Will future computers run on human brain cells?

A "biocomputer" powered by human brain cells could be developed within our lifetime, according to Johns Hopkins University researchers who expect such technology to exponentially expand the capabilities of modern computing and create novel fields of study.

"Computing and artificial intelligence have been driving the technology revolution but they are reaching a ceiling," said Thomas Hartung, a professor of environmental health sciences at the Johns Hopkins Bloomberg School of Public Health and Whiting School of Engineering who is spearheading the work. "Biocomputing is an enormous effort of compacting computational power and increasing its efficiency to push past our current technological limits."

For nearly two decades' scientists have used tiny organoids, lab-grown tissue resembling fully grown organs, to experiment on kidneys, lungs, and other organs without resorting to human or animal testing. More recently Hartung and colleagues at Johns Hopkins have been working with brain organoids, orbs the size of a pen dot with neurons and other features that promise to sustain basic functions like learning and remembering.

"This opens up research on how the human brain works," Hartung said. "Because you can start manipulating the system, doing things you cannot ethically do with human brains."

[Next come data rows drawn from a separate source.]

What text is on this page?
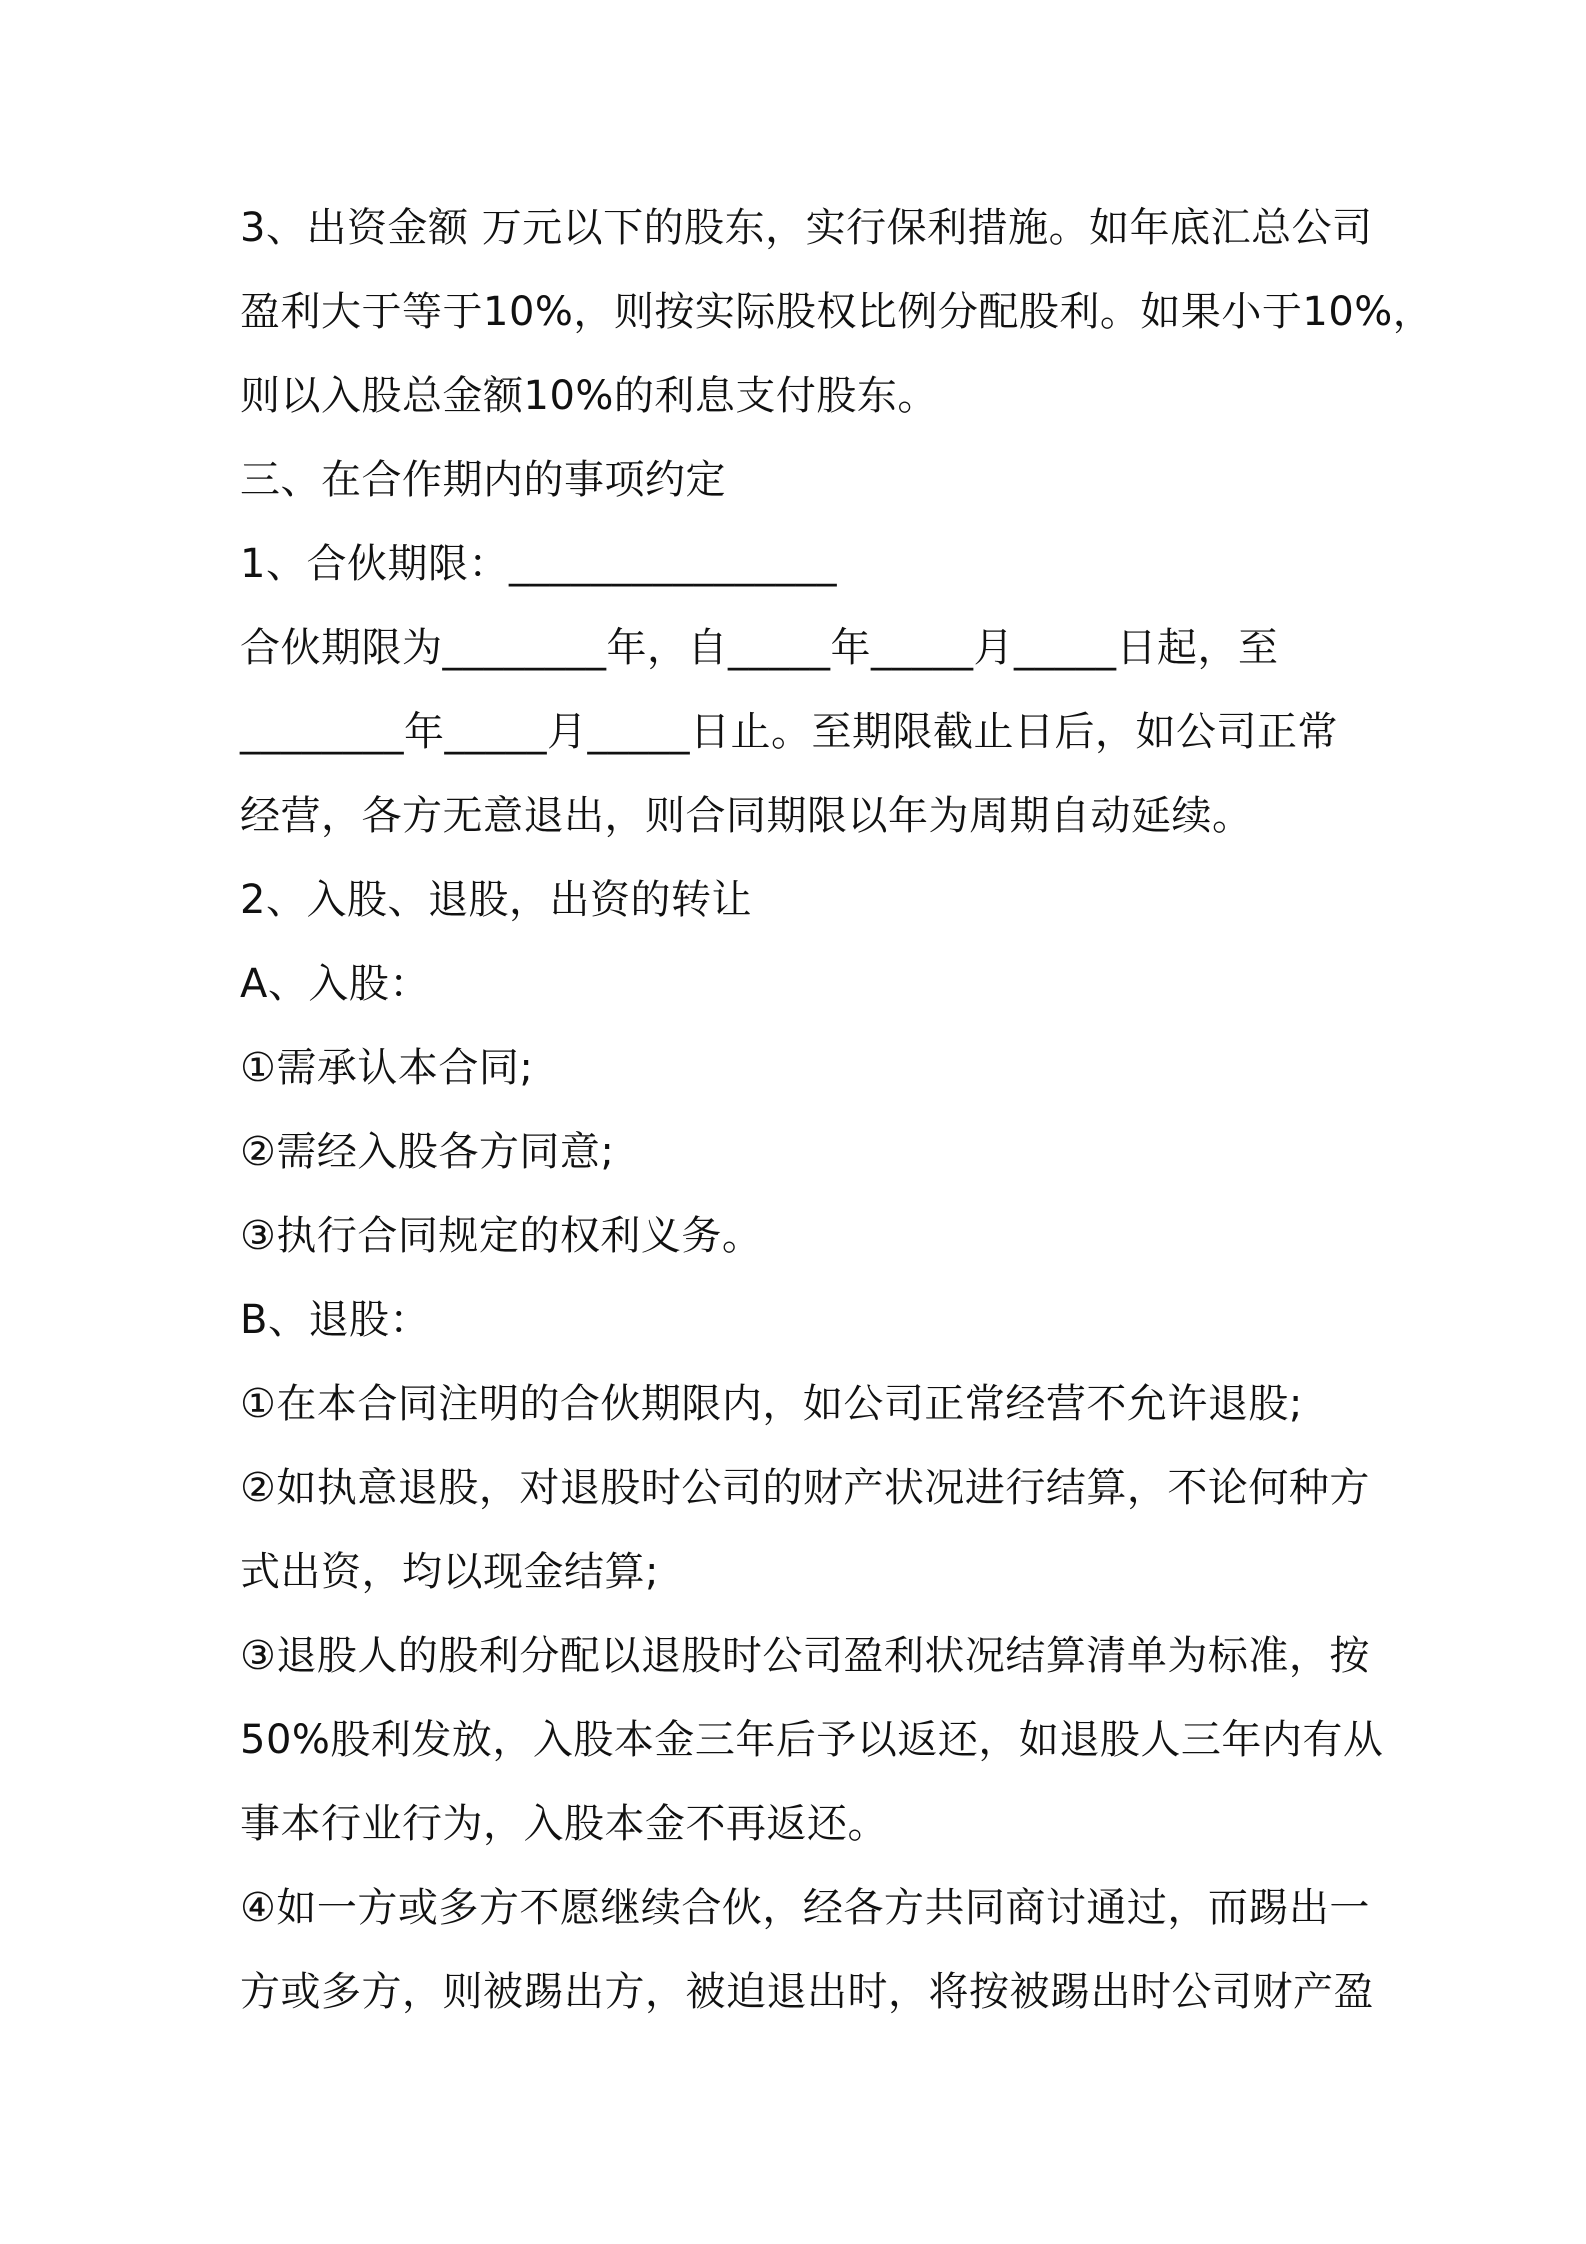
3、出资金额 万元以下的股东，实行保利措施。如年底汇总公司
盈利大于等于10%，则按实际股权比例分配股利。如果小于10%，
则以入股总金额10%的利息支付股东。
三、在合作期内的事项约定
1、合伙期限：________________
合伙期限为________年，自_____年_____月_____日起，至
________年_____月_____日止。至期限截止日后，如公司正常
经营，各方无意退出，则合同期限以年为周期自动延续。
2、入股、退股，出资的转让
A、入股：
①需承认本合同;
②需经入股各方同意;
③执行合同规定的权利义务。
B、退股：
①在本合同注明的合伙期限内，如公司正常经营不允许退股;
②如执意退股，对退股时公司的财产状况进行结算，不论何种方
式出资，均以现金结算;
③退股人的股利分配以退股时公司盈利状况结算清单为标准，按
50%股利发放，入股本金三年后予以返还，如退股人三年内有从
事本行业行为，入股本金不再返还。
④如一方或多方不愿继续合伙，经各方共同商讨通过，而踢出一
方或多方，则被踢出方，被迫退出时，将按被踢出时公司财产盈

Hartung began to grow and assemble brain cells into functional organoids in 2012 using cells from human skin samples reprogrammed into an embryonic stem cell-like state. Each organoid contains about 50,000 cells, about the size of a fruit fly's nervous system. He now envisions building a futuristic computer with such brain organoids.

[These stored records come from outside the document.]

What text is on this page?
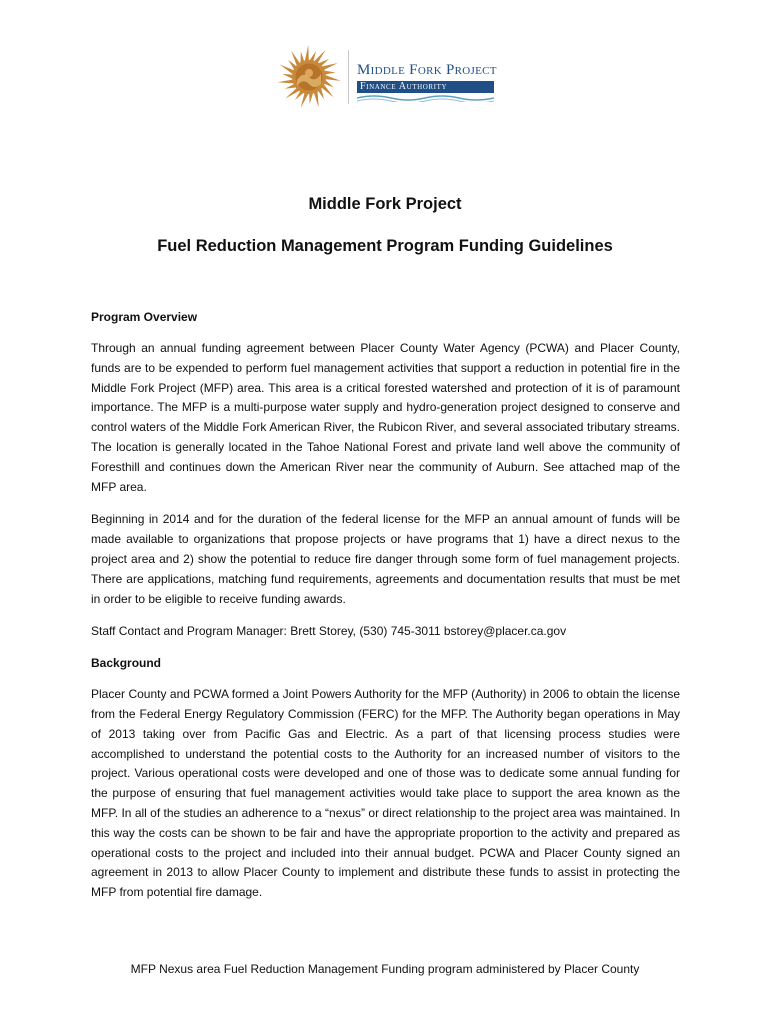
Middle Fork Project
Finance Authority
Middle Fork Project
Fuel Reduction Management Program Funding Guidelines
Program Overview

Through an annual funding agreement between Placer County Water Agency (PCWA) and Placer County, funds are to be expended to perform fuel management activities that support a reduction in potential fire in the Middle Fork Project (MFP) area. This area is a critical forested watershed and protection of it is of paramount importance. The MFP is a multi-purpose water supply and hydro-generation project designed to conserve and control waters of the Middle Fork American River, the Rubicon River, and several associated tributary streams. The location is generally located in the Tahoe National Forest and private land well above the community of Foresthill and continues down the American River near the community of Auburn. See attached map of the MFP area.

Beginning in 2014 and for the duration of the federal license for the MFP an annual amount of funds will be made available to organizations that propose projects or have programs that 1) have a direct nexus to the project area and 2) show the potential to reduce fire danger through some form of fuel management projects. There are applications, matching fund requirements, agreements and documentation results that must be met in order to be eligible to receive funding awards.

Staff Contact and Program Manager: Brett Storey, (530) 745-3011 bstorey@placer.ca.gov

Background

Placer County and PCWA formed a Joint Powers Authority for the MFP (Authority) in 2006 to obtain the license from the Federal Energy Regulatory Commission (FERC) for the MFP. The Authority began operations in May of 2013 taking over from Pacific Gas and Electric. As a part of that licensing process studies were accomplished to understand the potential costs to the Authority for an increased number of visitors to the project. Various operational costs were developed and one of those was to dedicate some annual funding for the purpose of ensuring that fuel management activities would take place to support the area known as the MFP. In all of the studies an adherence to a “nexus” or direct relationship to the project area was maintained. In this way the costs can be shown to be fair and have the appropriate proportion to the activity and prepared as operational costs to the project and included into their annual budget. PCWA and Placer County signed an agreement in 2013 to allow Placer County to implement and distribute these funds to assist in protecting the MFP from potential fire damage.

MFP Nexus area Fuel Reduction Management Funding program administered by Placer County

Computers that run on this "biological hardware" could in the next decade begin to alleviate energy-consumption demands of supercomputing that are becoming increasingly unsustainable, Hartung said. Even though computers process calculations involving numbers and data faster than humans, brains are much smarter in making complex logical decisions, like telling a dog from a cat.

"The brain is still unmatched by modern computers," Hartung said. "Frontier, the latest supercomputer in Kentucky, is a $600 million, 6,800-square-feet installation. Only in June of last year, it exceeded for the first time the computational capacity of a single human brain -- but using a million times more energy."

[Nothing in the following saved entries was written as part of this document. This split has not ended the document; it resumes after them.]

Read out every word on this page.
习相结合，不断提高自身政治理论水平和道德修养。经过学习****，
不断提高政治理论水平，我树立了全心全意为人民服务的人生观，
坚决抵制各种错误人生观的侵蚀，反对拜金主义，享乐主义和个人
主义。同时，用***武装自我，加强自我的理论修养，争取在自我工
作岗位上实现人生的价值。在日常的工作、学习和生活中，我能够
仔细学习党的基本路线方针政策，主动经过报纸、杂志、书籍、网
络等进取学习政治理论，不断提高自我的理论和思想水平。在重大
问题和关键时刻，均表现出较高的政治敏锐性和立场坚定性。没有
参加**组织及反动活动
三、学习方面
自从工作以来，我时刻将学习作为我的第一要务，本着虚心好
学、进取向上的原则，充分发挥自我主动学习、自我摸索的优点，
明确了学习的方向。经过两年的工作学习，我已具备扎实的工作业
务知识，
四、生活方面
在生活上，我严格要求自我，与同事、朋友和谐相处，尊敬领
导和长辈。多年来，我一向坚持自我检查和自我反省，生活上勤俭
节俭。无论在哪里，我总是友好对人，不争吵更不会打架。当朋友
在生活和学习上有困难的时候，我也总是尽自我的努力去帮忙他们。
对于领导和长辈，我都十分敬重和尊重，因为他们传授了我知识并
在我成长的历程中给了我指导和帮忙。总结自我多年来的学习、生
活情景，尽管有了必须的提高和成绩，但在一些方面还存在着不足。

It might take decades before organoid intelligence can power a system as smart as a mouse, Hartung said. But by scaling up production of brain organoids and training them with artificial intelligence, he foresees a future where biocomputers support superior computing speed, processing power, data efficiency, and storage capabilities.

"It will take decades before we achieve the goal of something comparable to any type of computer," Hartung said. "But if we don't start creating funding programs for this, it will be much more difficult."

Organoid intelligence could also revolutionize drug testing research for neurodevelopmental disorders and neurodegeneration, said Lena Smirnova, a Johns Hopkins assistant professor of environmental health and engineering who co-leads the investigations.

"We want to compare brain organoids from typically developed donors versus brain organoids from donors with autism," Smirnova said. "The tools we are developing towards biological computing are the same tools that will allow us to understand changes in neuronal networks specific for autism, without having to use animals or to access patients, so we can understand the underlying mechanisms of why patients have these cognition issues and impairments."

To assess the ethical implications of working with organoid intelligence, a diverse consortium of scientists, bioethicists, and members of the public have been embedded within the team.